357 00:32:15.850 ⇒ 00:32:21.799 Michael Mallmann: So I can see Manhattan. I can see the United Nations building the Empire State. Everything’s beautiful.
358 00:32:22.060 ⇒ 00:32:33.109 Michael Mallmann: Yes, price. We paid for a 2, you know. Prices here are crazy. Right? So now for a 2 bedroom, 2 bathroom apartment
359 00:32:33.790 ⇒ 00:32:39.869 Michael Mallmann: quite big. It’s very spacious. We pay the same thing as we were paying for a studio in Manhattan.
360 00:32:39.870 ⇒ 00:32:45.420 Uttam Kumaran: I mean, you’re a studio in flat iron like you’re in the middle of it all. Yeah, it’s.
361 00:32:45.420 ⇒ 00:32:46.690 Michael Mallmann: That’s 5 k.
362 00:32:46.850 ⇒ 00:32:47.380 Uttam Kumaran: Yeah.
363 00:32:47.380 ⇒ 00:32:48.180 Michael Mallmann: Yeah.
364 00:32:48.180 ⇒ 00:32:52.860 Uttam Kumaran: I mean, it’s that’s also why I moved to Austin. I have a house for 4 K.
365 00:32:52.860 ⇒ 00:32:54.489 Michael Mallmann: I see. Wow!
366 00:32:55.750 ⇒ 00:32:56.270 Uttam Kumaran: You know.
367 00:32:56.270 ⇒ 00:33:02.339 Michael Mallmann: I have a I have my cousin living in in Florida, but just to make it quick.

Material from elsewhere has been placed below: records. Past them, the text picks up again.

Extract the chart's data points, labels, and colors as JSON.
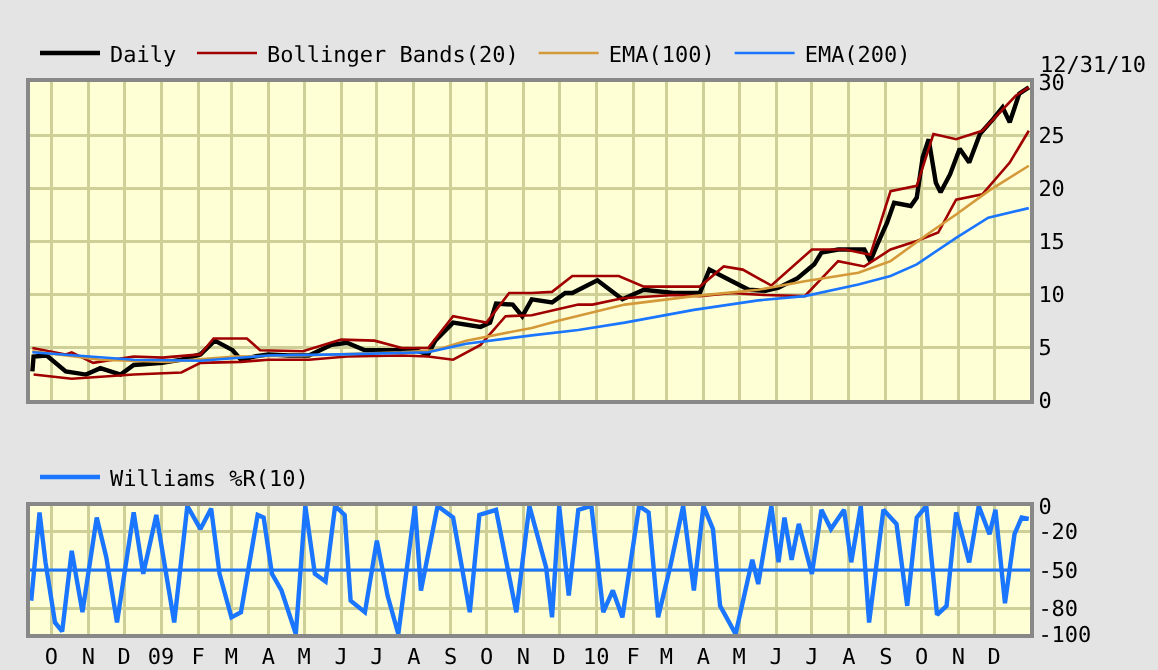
{
  "chart_data": [
    {
      "type": "line",
      "annotations": [
        "12/31/10"
      ],
      "legend": "top left",
      "grid": true,
      "tick_labels": "y",
      "xlim": [
        "2008-09-13",
        "2010-12-31"
      ],
      "xticks": [
        {
          "value": "2008-10-01",
          "label": null
        },
        {
          "value": "2008-11-01",
          "label": null
        },
        {
          "value": "2008-12-01",
          "label": null
        },
        {
          "value": "2009-01-01",
          "label": null
        },
        {
          "value": "2009-02-01",
          "label": null
        },
        {
          "value": "2009-03-01",
          "label": null
        },
        {
          "value": "2009-04-01",
          "label": null
        },
        {
          "value": "2009-05-01",
          "label": null
        },
        {
          "value": "2009-06-01",
          "label": null
        },
        {
          "value": "2009-07-01",
          "label": null
        },
        {
          "value": "2009-08-01",
          "label": null
        },
        {
          "value": "2009-09-01",
          "label": null
        },
        {
          "value": "2009-10-01",
          "label": null
        },
        {
          "value": "2009-11-01",
          "label": null
        },
        {
          "value": "2009-12-01",
          "label": null
        },
        {
          "value": "2010-01-01",
          "label": null
        },
        {
          "value": "2010-02-01",
          "label": null
        },
        {
          "value": "2010-03-01",
          "label": null
        },
        {
          "value": "2010-04-01",
          "label": null
        },
        {
          "value": "2010-05-01",
          "label": null
        },
        {
          "value": "2010-06-01",
          "label": null
        },
        {
          "value": "2010-07-01",
          "label": null
        },
        {
          "value": "2010-08-01",
          "label": null
        },
        {
          "value": "2010-09-01",
          "label": null
        },
        {
          "value": "2010-10-01",
          "label": null
        },
        {
          "value": "2010-11-01",
          "label": null
        },
        {
          "value": "2010-12-01",
          "label": null
        }
      ],
      "ylim": [
        0,
        30
      ],
      "yticks": [
        0,
        5,
        10,
        15,
        20,
        25,
        30
      ],
      "series": [
        {
          "name": "Daily",
          "color": "#000000",
          "x": [
            "2008-09-15",
            "2008-09-16",
            "2008-09-27",
            "2008-10-13",
            "2008-10-30",
            "2008-11-11",
            "2008-11-28",
            "2008-12-09",
            "2009-01-02",
            "2009-01-18",
            "2009-02-03",
            "2009-02-15",
            "2009-03-02",
            "2009-03-09",
            "2009-03-20",
            "2009-04-01",
            "2009-04-18",
            "2009-05-05",
            "2009-05-24",
            "2009-06-06",
            "2009-06-21",
            "2009-07-10",
            "2009-08-02",
            "2009-08-13",
            "2009-08-19",
            "2009-09-03",
            "2009-09-26",
            "2009-10-04",
            "2009-10-09",
            "2009-10-23",
            "2009-10-31",
            "2009-11-08",
            "2009-11-25",
            "2009-12-06",
            "2009-12-12",
            "2010-01-02",
            "2010-01-23",
            "2010-02-10",
            "2010-03-07",
            "2010-03-29",
            "2010-04-06",
            "2010-04-25",
            "2010-05-09",
            "2010-05-23",
            "2010-06-03",
            "2010-06-19",
            "2010-07-03",
            "2010-07-09",
            "2010-07-23",
            "2010-08-14",
            "2010-08-19",
            "2010-08-25",
            "2010-09-02",
            "2010-09-08",
            "2010-09-22",
            "2010-09-27",
            "2010-10-02",
            "2010-10-07",
            "2010-10-13",
            "2010-10-17",
            "2010-10-25",
            "2010-11-02",
            "2010-11-10",
            "2010-11-19",
            "2010-11-30",
            "2010-12-08",
            "2010-12-14",
            "2010-12-22",
            "2010-12-30"
          ],
          "values": [
            2.7,
            4.1,
            4.2,
            2.7,
            2.4,
            3.0,
            2.4,
            3.3,
            3.5,
            3.8,
            4.3,
            5.6,
            4.7,
            3.8,
            4.1,
            4.3,
            4.2,
            4.2,
            5.2,
            5.4,
            4.7,
            4.7,
            4.7,
            4.3,
            5.6,
            7.3,
            6.9,
            7.3,
            9.1,
            9.0,
            7.9,
            9.5,
            9.2,
            10.1,
            10.1,
            11.3,
            9.5,
            10.4,
            10.1,
            10.1,
            12.3,
            11.2,
            10.4,
            10.3,
            10.6,
            11.5,
            12.8,
            13.9,
            14.2,
            14.2,
            13.1,
            14.7,
            16.7,
            18.6,
            18.3,
            19.1,
            22.9,
            24.6,
            20.5,
            19.6,
            21.3,
            23.7,
            22.4,
            25.1,
            26.5,
            27.6,
            26.2,
            28.9,
            29.5
          ]
        },
        {
          "name": "Bollinger Bands(20)",
          "color": "#a00000",
          "x": [
            "2008-09-15",
            "2008-10-13",
            "2008-10-18",
            "2008-11-05",
            "2008-12-09",
            "2009-01-02",
            "2009-02-03",
            "2009-02-14",
            "2009-03-14",
            "2009-03-25",
            "2009-04-30",
            "2009-06-01",
            "2009-06-29",
            "2009-07-22",
            "2009-08-13",
            "2009-09-03",
            "2009-10-01",
            "2009-10-20",
            "2009-11-08",
            "2009-11-25",
            "2009-12-12",
            "2010-01-02",
            "2010-01-20",
            "2010-02-10",
            "2010-03-29",
            "2010-04-18",
            "2010-05-04",
            "2010-05-28",
            "2010-07-01",
            "2010-07-29",
            "2010-08-19",
            "2010-09-05",
            "2010-09-27",
            "2010-10-11",
            "2010-10-30",
            "2010-11-21",
            "2010-12-19",
            "2010-12-30"
          ],
          "values": [
            4.9,
            4.3,
            4.5,
            3.5,
            4.1,
            4.0,
            4.3,
            5.8,
            5.8,
            4.7,
            4.6,
            5.7,
            5.6,
            4.9,
            4.9,
            7.9,
            7.3,
            10.1,
            10.1,
            10.2,
            11.7,
            11.7,
            11.7,
            10.7,
            10.7,
            12.6,
            12.3,
            10.8,
            14.2,
            14.2,
            13.7,
            19.7,
            20.2,
            25.1,
            24.6,
            25.4,
            28.7,
            29.5
          ]
        },
        {
          "color": "#a00000",
          "x": [
            "2008-09-16",
            "2008-10-18",
            "2008-12-09",
            "2009-01-18",
            "2009-02-03",
            "2009-03-09",
            "2009-04-01",
            "2009-05-05",
            "2009-06-06",
            "2009-07-22",
            "2009-08-13",
            "2009-09-03",
            "2009-09-26",
            "2009-10-17",
            "2009-11-08",
            "2009-12-17",
            "2009-12-29",
            "2010-01-23",
            "2010-03-07",
            "2010-03-29",
            "2010-04-25",
            "2010-05-23",
            "2010-06-25",
            "2010-07-23",
            "2010-08-14",
            "2010-09-05",
            "2010-09-27",
            "2010-10-15",
            "2010-10-30",
            "2010-11-21",
            "2010-12-14",
            "2010-12-30"
          ],
          "values": [
            2.4,
            2.0,
            2.4,
            2.6,
            3.5,
            3.6,
            3.8,
            3.8,
            4.1,
            4.2,
            4.1,
            3.8,
            5.2,
            7.9,
            8.0,
            9.0,
            9.0,
            9.6,
            9.9,
            9.8,
            10.1,
            9.9,
            9.8,
            13.1,
            12.6,
            14.2,
            15.0,
            15.8,
            18.9,
            19.4,
            22.4,
            25.4
          ]
        },
        {
          "name": "EMA(100)",
          "color": "#d49a3a",
          "x": [
            "2008-09-15",
            "2008-11-11",
            "2009-01-06",
            "2009-03-04",
            "2009-04-30",
            "2009-07-22",
            "2009-08-19",
            "2009-09-14",
            "2009-11-08",
            "2009-12-01",
            "2010-01-25",
            "2010-03-24",
            "2010-05-17",
            "2010-06-25",
            "2010-08-09",
            "2010-09-05",
            "2010-10-08",
            "2010-10-30",
            "2010-11-26",
            "2010-12-30"
          ],
          "values": [
            4.6,
            3.8,
            3.6,
            4.1,
            4.2,
            4.5,
            4.7,
            5.6,
            6.8,
            7.5,
            9.0,
            9.8,
            10.4,
            11.2,
            12.0,
            13.1,
            15.8,
            17.5,
            19.7,
            22.1
          ]
        },
        {
          "name": "EMA(200)",
          "color": "#1a75ff",
          "x": [
            "2008-09-15",
            "2008-12-09",
            "2009-02-03",
            "2009-04-01",
            "2009-06-01",
            "2009-08-13",
            "2009-09-14",
            "2009-11-08",
            "2009-12-17",
            "2010-01-25",
            "2010-03-24",
            "2010-05-17",
            "2010-06-25",
            "2010-08-09",
            "2010-09-05",
            "2010-09-27",
            "2010-10-30",
            "2010-11-26",
            "2010-12-30"
          ],
          "values": [
            4.5,
            3.8,
            3.7,
            4.2,
            4.3,
            4.5,
            5.3,
            6.1,
            6.6,
            7.3,
            8.5,
            9.4,
            9.8,
            10.9,
            11.7,
            12.8,
            15.3,
            17.2,
            18.1
          ]
        }
      ]
    },
    {
      "type": "line",
      "legend": "top left",
      "grid": true,
      "xlim": [
        "2008-09-13",
        "2010-12-31"
      ],
      "xticks": [
        {
          "value": "2008-10-01",
          "label": "O"
        },
        {
          "value": "2008-11-01",
          "label": "N"
        },
        {
          "value": "2008-12-01",
          "label": "D"
        },
        {
          "value": "2009-01-01",
          "label": "09"
        },
        {
          "value": "2009-02-01",
          "label": "F"
        },
        {
          "value": "2009-03-01",
          "label": "M"
        },
        {
          "value": "2009-04-01",
          "label": "A"
        },
        {
          "value": "2009-05-01",
          "label": "M"
        },
        {
          "value": "2009-06-01",
          "label": "J"
        },
        {
          "value": "2009-07-01",
          "label": "J"
        },
        {
          "value": "2009-08-01",
          "label": "A"
        },
        {
          "value": "2009-09-01",
          "label": "S"
        },
        {
          "value": "2009-10-01",
          "label": "O"
        },
        {
          "value": "2009-11-01",
          "label": "N"
        },
        {
          "value": "2009-12-01",
          "label": "D"
        },
        {
          "value": "2010-01-01",
          "label": "10"
        },
        {
          "value": "2010-02-01",
          "label": "F"
        },
        {
          "value": "2010-03-01",
          "label": "M"
        },
        {
          "value": "2010-04-01",
          "label": "A"
        },
        {
          "value": "2010-05-01",
          "label": "M"
        },
        {
          "value": "2010-06-01",
          "label": "J"
        },
        {
          "value": "2010-07-01",
          "label": "J"
        },
        {
          "value": "2010-08-01",
          "label": "A"
        },
        {
          "value": "2010-09-01",
          "label": "S"
        },
        {
          "value": "2010-10-01",
          "label": "O"
        },
        {
          "value": "2010-11-01",
          "label": "N"
        },
        {
          "value": "2010-12-01",
          "label": "D"
        }
      ],
      "ylim": [
        -100,
        0
      ],
      "yticks": [
        0,
        -20,
        -50,
        -80,
        -100
      ],
      "ref_lines": [
        {
          "axis": "y",
          "value": -50,
          "color": "#1a75ff"
        }
      ],
      "series": [
        {
          "name": "Williams %R(10)",
          "color": "#1a75ff",
          "x": [
            "2008-09-14",
            "2008-09-21",
            "2008-09-26",
            "2008-10-04",
            "2008-10-10",
            "2008-10-18",
            "2008-10-27",
            "2008-11-08",
            "2008-11-16",
            "2008-11-25",
            "2008-12-09",
            "2008-12-17",
            "2008-12-28",
            "2009-01-12",
            "2009-01-23",
            "2009-02-03",
            "2009-02-12",
            "2009-02-19",
            "2009-03-01",
            "2009-03-09",
            "2009-03-23",
            "2009-03-28",
            "2009-04-04",
            "2009-04-12",
            "2009-04-24",
            "2009-05-02",
            "2009-05-10",
            "2009-05-19",
            "2009-05-27",
            "2009-06-04",
            "2009-06-09",
            "2009-06-21",
            "2009-07-01",
            "2009-07-10",
            "2009-07-19",
            "2009-08-02",
            "2009-08-07",
            "2009-08-21",
            "2009-09-03",
            "2009-09-17",
            "2009-09-25",
            "2009-10-09",
            "2009-10-26",
            "2009-11-06",
            "2009-11-20",
            "2009-11-25",
            "2009-12-01",
            "2009-12-09",
            "2009-12-17",
            "2009-12-28",
            "2010-01-07",
            "2010-01-15",
            "2010-01-23",
            "2010-02-06",
            "2010-02-14",
            "2010-02-22",
            "2010-03-04",
            "2010-03-15",
            "2010-03-24",
            "2010-04-01",
            "2010-04-09",
            "2010-04-15",
            "2010-04-28",
            "2010-05-12",
            "2010-05-17",
            "2010-05-28",
            "2010-06-03",
            "2010-06-08",
            "2010-06-14",
            "2010-06-20",
            "2010-07-01",
            "2010-07-09",
            "2010-07-17",
            "2010-07-28",
            "2010-08-03",
            "2010-08-11",
            "2010-08-18",
            "2010-08-30",
            "2010-09-10",
            "2010-09-19",
            "2010-09-27",
            "2010-10-05",
            "2010-10-14",
            "2010-10-22",
            "2010-10-30",
            "2010-11-10",
            "2010-11-18",
            "2010-11-27",
            "2010-12-02",
            "2010-12-10",
            "2010-12-18",
            "2010-12-24",
            "2010-12-30"
          ],
          "values": [
            -74,
            -5,
            -44,
            -91,
            -98,
            -35,
            -83,
            -9,
            -40,
            -91,
            -5,
            -53,
            -7,
            -91,
            0,
            -18,
            -2,
            -53,
            -87,
            -83,
            -7,
            -9,
            -53,
            -66,
            -100,
            0,
            -53,
            -59,
            0,
            -7,
            -74,
            -83,
            -27,
            -70,
            -100,
            0,
            -66,
            0,
            -9,
            -83,
            -7,
            -3,
            -83,
            0,
            -48,
            -87,
            0,
            -70,
            -3,
            0,
            -83,
            -66,
            -87,
            0,
            -5,
            -87,
            -48,
            0,
            -66,
            0,
            -18,
            -78,
            -100,
            -42,
            -61,
            0,
            -44,
            -9,
            -42,
            -14,
            -53,
            -3,
            -18,
            -3,
            -44,
            0,
            -91,
            -3,
            -14,
            -78,
            -9,
            0,
            -85,
            -78,
            -5,
            -44,
            0,
            -22,
            -3,
            -76,
            -22,
            -9,
            -10
          ]
        }
      ]
    }
  ]
}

She has a
368 00:33:02.900 ⇒ 00:33:04.730 Michael Mallmann: 8 years old, son.
369 00:33:04.910 ⇒ 00:33:14.249 Michael Mallmann: and they came to visit us once, and when he opened the door of our apartment he said, Whoa! That is more than my bedroom.

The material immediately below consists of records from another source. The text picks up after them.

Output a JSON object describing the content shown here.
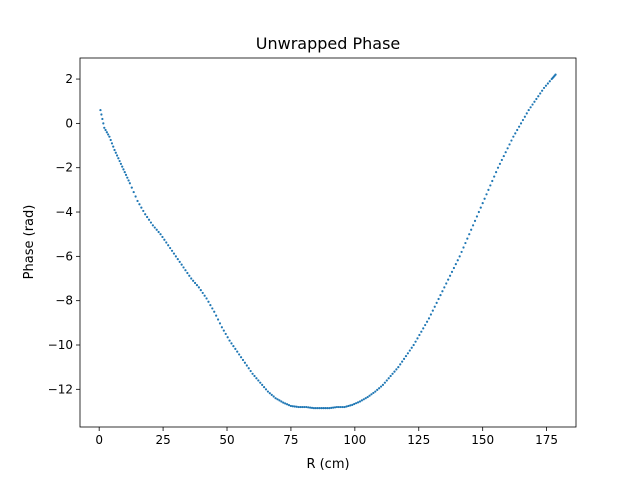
{
  "chart_data": {
    "type": "scatter",
    "title": "Unwrapped Phase",
    "xlabel": "R (cm)",
    "ylabel": "Phase (rad)",
    "xlim": [
      -7.5,
      186.5
    ],
    "ylim": [
      -13.7,
      2.95
    ],
    "x_ticks": [
      0,
      25,
      50,
      75,
      100,
      125,
      150,
      175
    ],
    "y_ticks": [
      2,
      0,
      -2,
      -4,
      -6,
      -8,
      -10,
      -12
    ],
    "x_tick_labels": [
      "0",
      "25",
      "50",
      "75",
      "100",
      "125",
      "150",
      "175"
    ],
    "y_tick_labels": [
      "2",
      "0",
      "−2",
      "−4",
      "−6",
      "−8",
      "−10",
      "−12"
    ],
    "grid": false,
    "marker_color": "#1f77b4",
    "series": [
      {
        "x": [
          0.5,
          2,
          4,
          6,
          8,
          10,
          12,
          15,
          18,
          21,
          24,
          27,
          30,
          33,
          36,
          39,
          42,
          45,
          48,
          51,
          54,
          57,
          60,
          63,
          66,
          69,
          72,
          75,
          78,
          81,
          84,
          87,
          90,
          93,
          96,
          99,
          102,
          105,
          108,
          111,
          114,
          117,
          120,
          123,
          126,
          129,
          132,
          135,
          138,
          141,
          144,
          147,
          150,
          153,
          156,
          159,
          162,
          165,
          168,
          171,
          174,
          177,
          178.5
        ],
        "y": [
          0.6,
          -0.2,
          -0.6,
          -1.2,
          -1.7,
          -2.2,
          -2.7,
          -3.5,
          -4.1,
          -4.6,
          -5.0,
          -5.5,
          -6.0,
          -6.5,
          -7.0,
          -7.4,
          -7.9,
          -8.5,
          -9.2,
          -9.8,
          -10.3,
          -10.8,
          -11.3,
          -11.7,
          -12.1,
          -12.4,
          -12.6,
          -12.75,
          -12.8,
          -12.8,
          -12.85,
          -12.85,
          -12.85,
          -12.8,
          -12.8,
          -12.7,
          -12.55,
          -12.35,
          -12.1,
          -11.8,
          -11.4,
          -11.0,
          -10.5,
          -10.0,
          -9.4,
          -8.8,
          -8.1,
          -7.4,
          -6.7,
          -6.0,
          -5.2,
          -4.4,
          -3.6,
          -2.8,
          -2.0,
          -1.3,
          -0.6,
          0.0,
          0.6,
          1.1,
          1.6,
          2.0,
          2.2
        ]
      }
    ]
  }
}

370 00:33:17.840 ⇒ 00:33:21.170 Michael Mallmann: you know, because they use Florida. You know big houses.
371 00:33:21.170 ⇒ 00:33:35.899 Uttam Kumaran: Oh, my God, same in Texas. Everything is so big like I’m not even used to it. It’s like people just want big amount of space. But I’m just New York. I come to New York for work so often. A lot of my connections and work still comes from New York. So I miss that.
372 00:33:35.900 ⇒ 00:33:36.490 Michael Mallmann: That’s cool.
373 00:33:36.830 ⇒ 00:33:37.420 Uttam Kumaran: Yeah, yeah.
374 00:33:37.420 ⇒ 00:33:39.430 Michael Mallmann: That’s cool. Well, we’ve done.
375 00:33:39.710 ⇒ 00:33:45.189 Michael Mallmann: It was a pleasure talking to you. You’re very, very nice. I really liked you. Sorry for talking a little.
376 00:33:45.190 ⇒ 00:33:59.490 Uttam Kumaran: No, I mean, I’m also the same way. I I I really appreciate the time, you know, hopefully, we’re able to to help you all out, but I will. I’ll just send you something over, and you know I appreciate you giving us all the information we’ll put together a proposal, and then let’s go from there.
377 00:33:59.690 ⇒ 00:34:02.440 Michael Mallmann: That’s perfect. Thank you so much. Have a good one.
378 00:34:02.660 ⇒ 00:34:03.180 Uttam Kumaran: Great Day.
379 00:34:03.180 ⇒ 00:34:04.410 Michael Mallmann: Bye-bye, bye-bye.